This enormous uncertainty Russia’s military intervention in Ukraine watered down trust end of normalization and pandemic restrictions. strong and rapid economic recovery. As El Periódico de España reports, the pre- and post-war launched by Vladimir Putin has brought about a shift in the way Spanish companies view the evolution of the economy this year.
Percentage of top executives of Spanish companies who predict the Spanish economy will do better or much better this year fell from 43% to 21% Since the war in Ukraine began. According to the ‘Perspectives Spain 2022’ study by KPMG and CEOE employers, executives predicting that the economy will get worse, or much worse, jumped from 19% to 45% in two surveys conducted before and after the New Year’s Eve. occupation among a thousand rulers.
Almost eight out of ten managers (77%) climbing inflation as one of the main threats For the Spanish economy for the full year 2022, 37% point to a weakening of the global economy as a major risk, 36% point to a possible increase in taxes, and 30% of respondents warn of escalating geopolitical tensions.

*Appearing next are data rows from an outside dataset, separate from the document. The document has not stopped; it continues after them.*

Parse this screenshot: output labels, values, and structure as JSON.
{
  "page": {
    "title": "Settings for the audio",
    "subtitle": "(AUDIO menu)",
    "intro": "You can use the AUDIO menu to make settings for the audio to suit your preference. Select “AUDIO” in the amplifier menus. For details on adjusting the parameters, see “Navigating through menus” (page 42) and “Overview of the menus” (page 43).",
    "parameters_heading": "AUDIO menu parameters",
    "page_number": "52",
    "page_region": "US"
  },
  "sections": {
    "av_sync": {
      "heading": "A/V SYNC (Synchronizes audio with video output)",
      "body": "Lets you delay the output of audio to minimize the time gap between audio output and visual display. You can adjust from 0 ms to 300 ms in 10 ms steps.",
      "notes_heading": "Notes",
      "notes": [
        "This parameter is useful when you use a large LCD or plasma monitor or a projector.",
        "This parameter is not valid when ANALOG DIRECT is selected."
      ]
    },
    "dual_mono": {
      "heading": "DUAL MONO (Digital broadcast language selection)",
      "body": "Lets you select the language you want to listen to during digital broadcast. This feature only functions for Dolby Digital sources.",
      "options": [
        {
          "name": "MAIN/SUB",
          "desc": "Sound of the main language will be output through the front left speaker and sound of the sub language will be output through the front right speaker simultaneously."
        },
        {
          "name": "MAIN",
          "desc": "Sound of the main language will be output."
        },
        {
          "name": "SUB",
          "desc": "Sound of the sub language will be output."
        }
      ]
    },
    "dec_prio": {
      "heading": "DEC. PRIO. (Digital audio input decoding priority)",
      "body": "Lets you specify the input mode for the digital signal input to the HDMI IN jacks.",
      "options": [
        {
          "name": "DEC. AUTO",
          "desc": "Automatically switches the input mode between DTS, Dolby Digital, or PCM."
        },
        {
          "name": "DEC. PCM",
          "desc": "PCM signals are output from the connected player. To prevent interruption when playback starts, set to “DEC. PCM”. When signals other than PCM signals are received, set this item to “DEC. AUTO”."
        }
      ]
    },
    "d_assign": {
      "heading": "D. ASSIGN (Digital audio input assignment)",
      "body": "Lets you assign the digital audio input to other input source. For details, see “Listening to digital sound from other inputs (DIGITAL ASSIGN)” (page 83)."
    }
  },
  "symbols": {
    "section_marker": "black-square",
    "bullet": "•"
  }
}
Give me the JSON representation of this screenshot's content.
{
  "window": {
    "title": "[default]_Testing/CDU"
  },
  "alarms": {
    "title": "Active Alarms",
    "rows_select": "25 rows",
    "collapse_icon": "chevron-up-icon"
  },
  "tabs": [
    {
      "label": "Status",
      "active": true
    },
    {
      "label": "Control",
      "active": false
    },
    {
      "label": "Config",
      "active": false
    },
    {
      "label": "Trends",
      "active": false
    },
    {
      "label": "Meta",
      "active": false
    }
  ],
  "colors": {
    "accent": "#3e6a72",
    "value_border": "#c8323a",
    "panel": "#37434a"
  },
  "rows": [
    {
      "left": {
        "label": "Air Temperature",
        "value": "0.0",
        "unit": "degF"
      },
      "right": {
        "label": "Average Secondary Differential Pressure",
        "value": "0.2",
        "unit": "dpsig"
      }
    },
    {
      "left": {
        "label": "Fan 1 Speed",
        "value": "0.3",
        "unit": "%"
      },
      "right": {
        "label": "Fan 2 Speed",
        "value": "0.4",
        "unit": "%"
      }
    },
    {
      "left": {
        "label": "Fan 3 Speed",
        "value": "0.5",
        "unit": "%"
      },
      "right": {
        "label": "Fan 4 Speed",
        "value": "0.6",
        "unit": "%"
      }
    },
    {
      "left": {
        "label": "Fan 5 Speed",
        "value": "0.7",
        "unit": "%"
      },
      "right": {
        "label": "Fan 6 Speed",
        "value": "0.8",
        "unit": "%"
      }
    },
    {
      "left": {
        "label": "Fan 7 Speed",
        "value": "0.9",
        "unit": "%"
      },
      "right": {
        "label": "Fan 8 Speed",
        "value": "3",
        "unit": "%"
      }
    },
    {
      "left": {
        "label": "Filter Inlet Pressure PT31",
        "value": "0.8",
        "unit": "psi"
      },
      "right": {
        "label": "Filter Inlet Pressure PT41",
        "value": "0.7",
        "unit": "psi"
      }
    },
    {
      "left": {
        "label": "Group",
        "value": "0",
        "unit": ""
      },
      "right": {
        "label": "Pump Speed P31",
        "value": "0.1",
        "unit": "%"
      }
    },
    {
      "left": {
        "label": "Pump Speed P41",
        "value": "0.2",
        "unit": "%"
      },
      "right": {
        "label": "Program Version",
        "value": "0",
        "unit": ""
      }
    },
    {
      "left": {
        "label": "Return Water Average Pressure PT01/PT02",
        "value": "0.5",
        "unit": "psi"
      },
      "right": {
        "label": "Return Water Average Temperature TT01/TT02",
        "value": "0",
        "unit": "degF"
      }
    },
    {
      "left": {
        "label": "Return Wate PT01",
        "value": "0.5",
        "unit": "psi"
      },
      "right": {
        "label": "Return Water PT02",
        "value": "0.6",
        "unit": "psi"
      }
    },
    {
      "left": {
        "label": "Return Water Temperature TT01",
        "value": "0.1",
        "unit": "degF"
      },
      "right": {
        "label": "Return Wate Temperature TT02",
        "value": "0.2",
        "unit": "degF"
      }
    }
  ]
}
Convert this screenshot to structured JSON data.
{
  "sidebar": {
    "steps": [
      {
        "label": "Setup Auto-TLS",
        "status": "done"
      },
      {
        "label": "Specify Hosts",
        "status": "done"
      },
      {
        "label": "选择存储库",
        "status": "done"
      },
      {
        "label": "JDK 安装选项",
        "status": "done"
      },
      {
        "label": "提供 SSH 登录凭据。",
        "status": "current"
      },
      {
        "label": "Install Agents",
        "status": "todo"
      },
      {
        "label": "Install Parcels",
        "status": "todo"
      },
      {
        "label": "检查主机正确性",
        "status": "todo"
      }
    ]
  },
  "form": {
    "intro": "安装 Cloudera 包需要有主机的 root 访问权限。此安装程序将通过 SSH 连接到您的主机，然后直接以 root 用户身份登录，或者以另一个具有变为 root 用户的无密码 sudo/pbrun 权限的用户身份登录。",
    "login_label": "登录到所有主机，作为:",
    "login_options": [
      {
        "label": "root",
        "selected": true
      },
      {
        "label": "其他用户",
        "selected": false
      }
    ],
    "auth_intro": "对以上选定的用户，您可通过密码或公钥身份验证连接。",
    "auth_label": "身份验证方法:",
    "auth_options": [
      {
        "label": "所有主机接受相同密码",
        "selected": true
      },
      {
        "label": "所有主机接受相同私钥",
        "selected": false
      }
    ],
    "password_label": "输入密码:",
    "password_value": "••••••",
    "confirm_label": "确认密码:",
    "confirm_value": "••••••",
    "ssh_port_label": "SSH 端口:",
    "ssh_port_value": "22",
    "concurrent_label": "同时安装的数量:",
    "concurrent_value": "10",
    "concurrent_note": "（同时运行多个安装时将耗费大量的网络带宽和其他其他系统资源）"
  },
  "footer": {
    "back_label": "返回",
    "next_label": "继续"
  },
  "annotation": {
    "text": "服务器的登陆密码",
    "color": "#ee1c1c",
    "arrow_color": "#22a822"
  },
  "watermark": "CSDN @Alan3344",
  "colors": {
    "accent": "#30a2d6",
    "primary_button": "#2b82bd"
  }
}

Just over a third (37%) of executives surveyed admit that they are reviewing or revising their company’s 2022 strategy due to the impact of the war in Ukraine, but more (41%) are not doing so while they wait. to adjust their response to how the conflict develops.
continue with the plan
“Managers remain more pessimistic in the face of the evolution of the economy and worsening factors such as inflation, while maintaining their strategic vision and prospects for investment, growth and hiring,” explains Juanjo Cano, president of KPMG Spain. “Despite all the negativity, The Spanish company reaffirms the motto that adaptation is the key to survival”.
And according to research by KPMG and CEOE, 77% of executives surveyed predict that their company’s turnover will increase On the set of 2022, despite the uncertainty caused by the war and other factors such as the energy crisis. And nearly half (48%) of executives expect revenue growth to be over 5%. In the survey conducted before the start of the war, the percentages were similar at 80% and 47%, respectively. Likewise, six out of ten companies plan to increase their investments this year, and the target was maintained in both surveys.
Recruitment estimates for Spanish groups remain optimistic even after Putin’s invasion, although they were moderate between the first survey (conducted between December and February) and the second survey (April and May). Almost half of the companies 46% plan to increase their templates. While the ratio of managers who predict that they will reduce personnel in practice did not change in both surveys, it is at the level of 11%.
“Spanish businessmen are aware that we are in a difficult period where additional measures are needed to consolidate the recovery that has begun and to confront the threat posed by uncontrolled inflation,” said Antonio Garamendi, CEOE chairman. “Absolute continue to take steps to transform our economy and make it more efficient and productive, digital and sustainable. This requires certainty and a stable regulatory environment, reforms to correct structural weaknesses, as well as a framework for improving business activity that offers a reduction in taxes and fiscal incentives”.